Babcock
Two years ago, Babcock International finally persuaded the FTSE classification authorities that it should sit in the “aerospace and defence” sector rather than in “support services”.
Fair enough, given its deep entwinement with the Ministry of Defence and its civil fleet of emergency helicopters. In reality, Babcock was fed up with being bracketed with all the losers in support services: Serco, Capita, G4S, Mitie, Interserve, Kier Group, and, the biggest loser of them all, Carillion.
This week, shares in Babcock fell below £2 for the first time since 2005. The company, which boasts an order book of £17 billion, has seen its stock market value dwindle to a little over £1 billion.
This is a company that was in the FTSE 100 three years ago. It is now at the bottom of the top 300 London-listed stocks. The shares have lost 25 per cent since a trading update last week and have nearly halved in the past two months. The stock was above £6 a year ago.
What is spooking investors is whether— and the irony is not lost — Babcock is heading the way of its old cohort in support services: admissions that onerous contracts haven’t been properly accounted for, the spectre of large writedowns, issues with cash, and the need for a kitchen-sink restructuring and a painfully diluting fundraiser.
In short, the fear is that Babcock is on the trajectory to a multi-year rescue job that the likes of Serco, Capita, G4S, Mitie, Interserve and Kier went through some years ago and from which they are yet to recover — and in the case of Carillion never did.
The back story
Babcock has become as crucial a contractor for the MoD as BAE and Rolls-Royce. It operates the Devonport naval dockyard, maintains and helps build the submarine fleet at Faslane and Barrow-in-Furness, and builds Royal Navy warships at Rosyth.
It undertakes engineering support and flying training for the RAF. Babcock is also the training contractor to the Royal Navy and Royal Marines, although it is to lose this work to Capita, of all people. It also trains engineers and performs maintenance for the Army.
The majority of its £4.8 billion annual income comes from the British taxpayer. It employs 34,000 people.
The present Babcock is the creation of the late Peter Rogers, a larger-than-life deal-maker who was chief executive from 2003 to 2016. He took an engineering company and turned it into a public sector contractor with successive big acquisitions: £350 million for Devonport, £1.3 billion for VT Group — the former Vosper Thornycroft — and £1.6 billion for Avincis, the old Bond helicopters group.
Corporate governance
There has long been an issue of trust, with some investors growing weary of poor communications and unexpected “nasties” buried deep in the accounts.
The blame for that fractious relationship with the City was laid at the door of Mike Turner, a combative former chief executive of BAE, who had been on the Babcock board for 20 years and its chairman for ten before his departure in 2019.
Babcock had been raising governance eyebrows for some time, not least in a 2016 shareholder revolt over Mr Rogers’ payoff on retirement.

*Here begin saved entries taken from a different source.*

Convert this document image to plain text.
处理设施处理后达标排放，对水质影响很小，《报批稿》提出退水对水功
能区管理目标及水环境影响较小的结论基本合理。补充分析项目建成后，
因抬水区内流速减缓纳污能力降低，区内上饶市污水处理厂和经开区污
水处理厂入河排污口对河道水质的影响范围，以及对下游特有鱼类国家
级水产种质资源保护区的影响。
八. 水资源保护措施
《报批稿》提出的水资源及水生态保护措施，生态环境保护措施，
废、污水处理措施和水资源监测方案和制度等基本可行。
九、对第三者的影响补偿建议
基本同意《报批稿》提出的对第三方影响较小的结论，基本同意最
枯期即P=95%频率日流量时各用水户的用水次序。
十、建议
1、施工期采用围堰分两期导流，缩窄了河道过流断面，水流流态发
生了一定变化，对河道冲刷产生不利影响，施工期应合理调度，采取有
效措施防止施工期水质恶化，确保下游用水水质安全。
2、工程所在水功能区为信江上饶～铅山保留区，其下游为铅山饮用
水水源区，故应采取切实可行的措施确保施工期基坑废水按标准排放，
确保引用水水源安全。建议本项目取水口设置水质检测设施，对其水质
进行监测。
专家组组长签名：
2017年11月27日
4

After doubt was cast last week by Babcock’s new management on past accounting policies, the spotlight is now shining on how or why PWC has been hiding in plain sight as the company’s auditor for the past 19 years. It is that sort of cosy relationship that became a big issue at Carillion and its 19-year auditor KPMG. It is understood Babcock is due to ditch PWC soon.
The current crisis
David Lockwood was brought in as chief executive in September. His sidekick David Mellors joined Babcock shortly afterwards as finance director. Their last tour of duty was shaking up Cobham, the troubled aerospace group, which was then sold to private equity in 2019. Mr Lockwood immediately launched a strategic review of Babock’s portfolio of peripheral businesses and Mr Mellors has launched an accounting review.
The messages are worrying. There is a “cultural issue” over the company’s relationship with cash. Babcock is too “federated”, that is, its divisions operate in silos. There will be asset and income writedowns.
All this comes on top of the impact of Covid-19, which has brought nine-month profits down by more than a third to £202 million. Net debt is up by nearly a third at £1.2 billion. Ten weeks before the end of its financial year, management confesses it has no idea what the outcome will be.
What happens next?
The downward drift in the share price comes with investors left hanging for at least three months, as the board does not expect to share news on sell-offs, shake-ups and accounting impacts until its full-year results in May.
If Mr Lockwood’s history at Cobham is any guide, the language around Babcock’s previous errors will be blunt and fruity.
Unlike Cobham, Babcock shareholders cannot wait around for a rescue takeover because, as a national security risk, government is unlikely allow a change in ownership. The time for a merger with Serco, much mooted two summers ago, seems to have passed.
The company declined to comment further on its trading update of last week but reported that someone sees value in the shares: the chief executive, finance director and chairwoman Ruth Cairnie spent nearly £180,000 between them today buying shares at a little under £2 each.